Intel i7 870 LGA 1156 CPU
ASRock P55 Extreme motherboard
OCZ Platinum DDR3-1333 7-7-7 4GB Low Voltage Dual Channel Memory Kit
Sapphire Radeon HD 5870 1GB Video Card
OCZ Z Series 650 Watt PSU
Ikonik Zaria Midtower
Windows Vista Ultimate 64-bit
Installation is simple due to the pushpins. Though I made the earlier comment about being able to install pushpin coolers without removing the motherboard, they are actually best installed with the motherboard removed, especially after they have been installed and removed a few times due to the barbs not fitting into the holes as well as when new.
The cooler came with the mounting bracket for LGA 1156 and LGA 775 installed. If you look closely at the opening for the pushpin, it is oblong to allow the pushpin to slide.
Prep the CPU with isopropyl alcohol and a lint free cloth. Apply thermal compound to the CPU surface. Titan recommends that a thin coat be applied, do so with a credit card or other thin flexible object.
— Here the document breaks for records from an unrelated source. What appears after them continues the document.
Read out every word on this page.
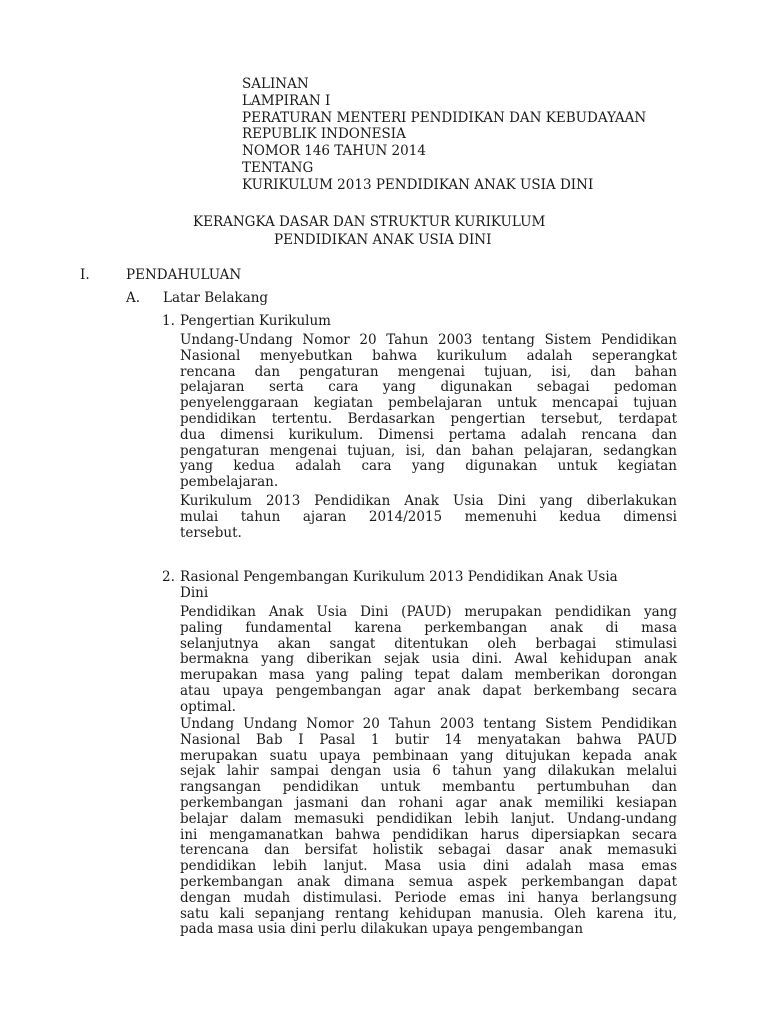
SALINAN
LAMPIRAN I
PERATURAN MENTERI PENDIDIKAN DAN KEBUDAYAAN
REPUBLIK INDONESIA
NOMOR 146 TAHUN 2014
TENTANG
KURIKULUM 2013 PENDIDIKAN ANAK USIA DINI
KERANGKA DASAR DAN STRUKTUR KURIKULUM
PENDIDIKAN ANAK USIA DINI
I.	PENDAHULUAN
A. Latar Belakang
1. Pengertian Kurikulum
Undang-Undang Nomor 20 Tahun 2003 tentang Sistem Pendidikan
Nasional menyebutkan bahwa kurikulum adalah seperangkat
rencana dan pengaturan mengenai tujuan, isi, dan bahan
pelajaran serta cara yang digunakan sebagai pedoman
penyelenggaraan kegiatan pembelajaran untuk mencapai tujuan
pendidikan tertentu. Berdasarkan pengertian tersebut, terdapat
dua dimensi kurikulum. Dimensi pertama adalah rencana dan
pengaturan mengenai tujuan, isi, dan bahan pelajaran, sedangkan
yang kedua adalah cara yang digunakan untuk kegiatan
pembelajaran.
Kurikulum 2013 Pendidikan Anak Usia Dini yang diberlakukan
mulai tahun ajaran 2014/2015 memenuhi kedua dimensi
tersebut.
2. Rasional Pengembangan Kurikulum 2013 Pendidikan Anak Usia
Dini
Pendidikan Anak Usia Dini (PAUD) merupakan pendidikan yang
paling fundamental karena perkembangan anak di masa
selanjutnya akan sangat ditentukan oleh berbagai stimulasi
bermakna yang diberikan sejak usia dini. Awal kehidupan anak
merupakan masa yang paling tepat dalam memberikan dorongan
atau upaya pengembangan agar anak dapat berkembang secara
optimal.
Undang Undang Nomor 20 Tahun 2003 tentang Sistem Pendidikan
Nasional Bab I Pasal 1 butir 14 menyatakan bahwa PAUD
merupakan suatu upaya pembinaan yang ditujukan kepada anak
sejak lahir sampai dengan usia 6 tahun yang dilakukan melalui
rangsangan pendidikan untuk membantu pertumbuhan dan
perkembangan jasmani dan rohani agar anak memiliki kesiapan
belajar dalam memasuki pendidikan lebih lanjut. Undang-undang
ini mengamanatkan bahwa pendidikan harus dipersiapkan secara
terencana dan bersifat holistik sebagai dasar anak memasuki
pendidikan lebih lanjut. Masa usia dini adalah masa emas
perkembangan anak dimana semua aspek perkembangan dapat
dengan mudah distimulasi. Periode emas ini hanya berlangsung
satu kali sepanjang rentang kehidupan manusia. Oleh karena itu,
pada masa usia dini perlu dilakukan upaya pengembangan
Prep the cooler base with isopropyl alcohol and a lint free cloth.
Ensure that the pushpins are each properly configured for installation. Each one should be turned as far clockwise as they will go. You will note a counter-clockwise arrow on each pushpin, turn the opposite direction. Place the pushpin barbs into the cooler mounting holes on the motherboard. Ensure that each barb is seated completely in the hole before locking the pins. Push opposite pins down at the same time, until you hear an audible “click” from each. If the motherboard is out of the case, look at the back of the motherboard to see that the pushpins are locked. If the motherboard is in the case, slightly turn the cooler, it should already be tight against the CPU. If it is not properly seated, turn the pushpins counter-clockwise to unlock them and reinstall the cooler.
Lock the remaining pushpins. Place the PWM connector on the CPU_fan connector on your motherboard. Complete any remaining installation you may have left on the rig, and you’re done.
You may want or need to make adjustments in your motherboard’s BIOS to change the fan speed. I left things at max just to see how loud the cooler is, then changed it later to ramp up as the CPU gets hotter. At full speed (just over 1500 RPM) the Skalli was barely audible, not loud enough to be noticeable with the case closed in my already very quiet rig. Anything under about 1200 RPM was totally silent.